The counselor surveys the sewing circle, asking each inmate to share her feelings. Needles dart through flowered fabric. Questions bloom into conversations.

Michelle sits silently sewing. Straight, perfect stitches, so small they're hard to see.

After two hours, she knots the pink thread and fluffs the fringe. The MOM pillow is complete.

"Okay, let's come together for a closing," the counselor says.

Michelle tucks the pillow onto a shelf. She's not allowed to bring it back to her bunk.

•••

She lingers until a guard makes her leave the Red Tent room. She doesn't want to return to her pod.

Those girls in there, especially the young ones, just don't get it.

Last night, they were all complaining about their mothers.

"She's so stingy, she only put $50 on my commissary." "She's so lazy, she won't even bring my kids to see me."

Michelle listened for a while, trying to choke back her rage. Then she started shrieking.

"How can you say that? That's your mother! She's sending you money, raising your kids. Instead of complaining, you should be grateful!

"You have a mother! The greatest gift of all!"

•••

Two months after Michelle came to jail, her mom was diagnosed with lung cancer — and died.

The judge wouldn't let Michelle go to the funeral.

Without her mom, she knows she has to find her own way. Late at night, lying in her bunk, she talks to her mom, making plans.
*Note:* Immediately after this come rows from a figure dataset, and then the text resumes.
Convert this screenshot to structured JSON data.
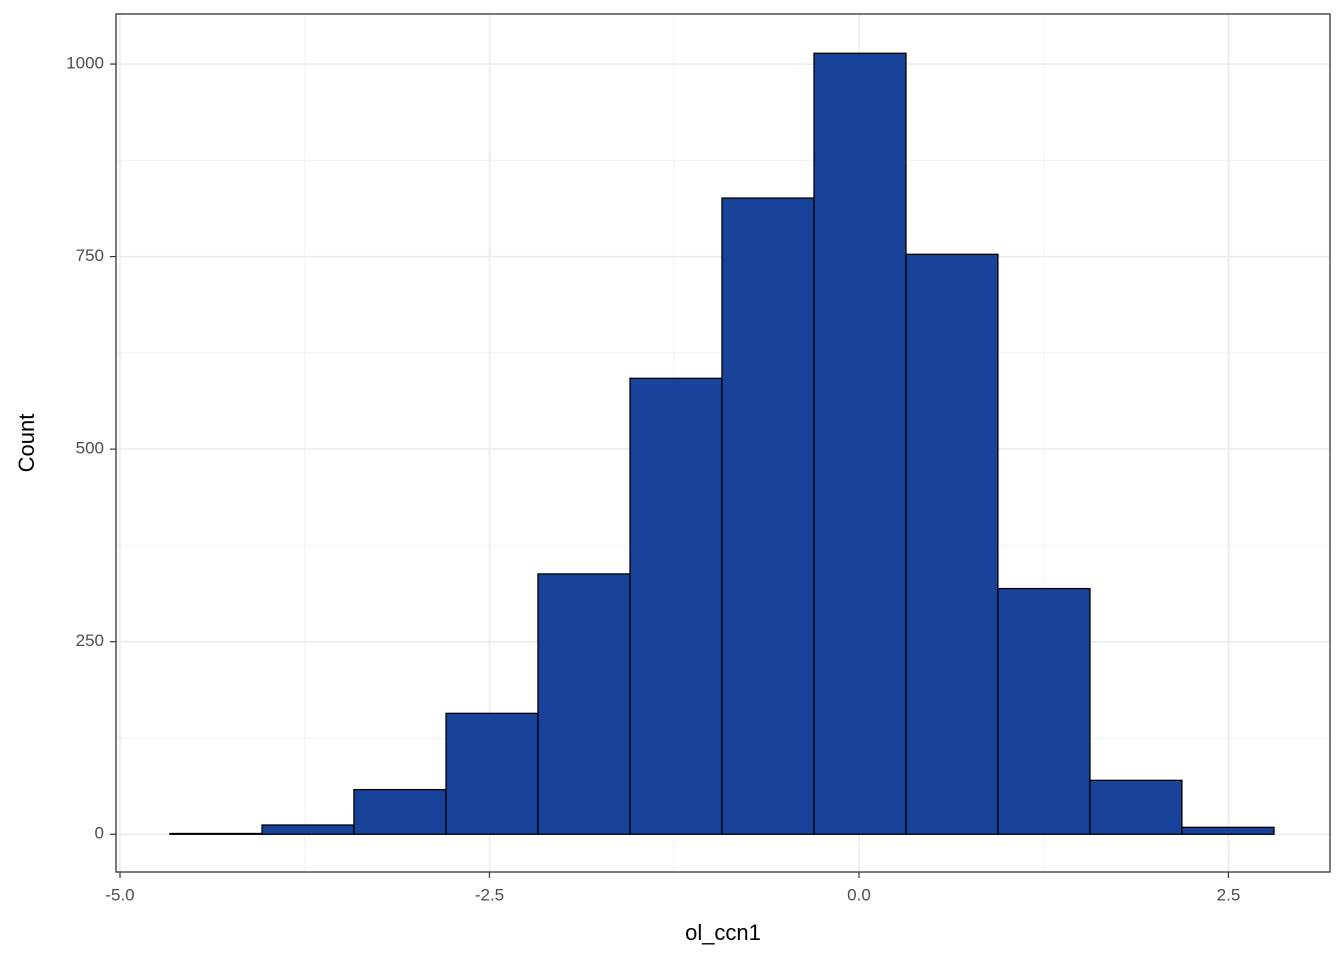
{
  "chart_data": {
    "type": "histogram",
    "x_label": "ol_ccn1",
    "y_label": "Count",
    "bins": [
      -4.662,
      -4.039,
      -3.417,
      -2.794,
      -2.172,
      -1.549,
      -0.927,
      -0.304,
      0.318,
      0.94,
      1.563,
      2.185,
      2.808
    ],
    "counts": [
      1,
      12,
      58,
      157,
      338,
      592,
      826,
      1014,
      753,
      319,
      70,
      9
    ],
    "color": "#19439a",
    "edge_color": "#000000",
    "xlim": [
      -5.027,
      3.187
    ],
    "xticks": [
      {
        "value": -5,
        "label": "-5.0"
      },
      {
        "value": -2.5,
        "label": "-2.5"
      },
      {
        "value": 0,
        "label": "0.0"
      },
      {
        "value": 2.5,
        "label": "2.5"
      }
    ],
    "ylim": [
      -49,
      1065
    ],
    "yticks": [
      0,
      250,
      500,
      750,
      1000
    ],
    "grid": true
  }
}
This time, I will stay clean. This time, I won't steal. I'll get a job, save money, move back to Rhode Island and make you proud.

Reunite with my sons. Find my daughter. Ask her to live with me next year, when she turns 18.

"I always had my mother for me," Michelle says. "But I haven't been there for her."

When she gets out, she's going to hold on tight to that pillow, all the way to the cemetery. Then she's going to find that plot overlooking the lake, sit on the bench beside the new headstone.

And promise her mom, "Everything will be all right."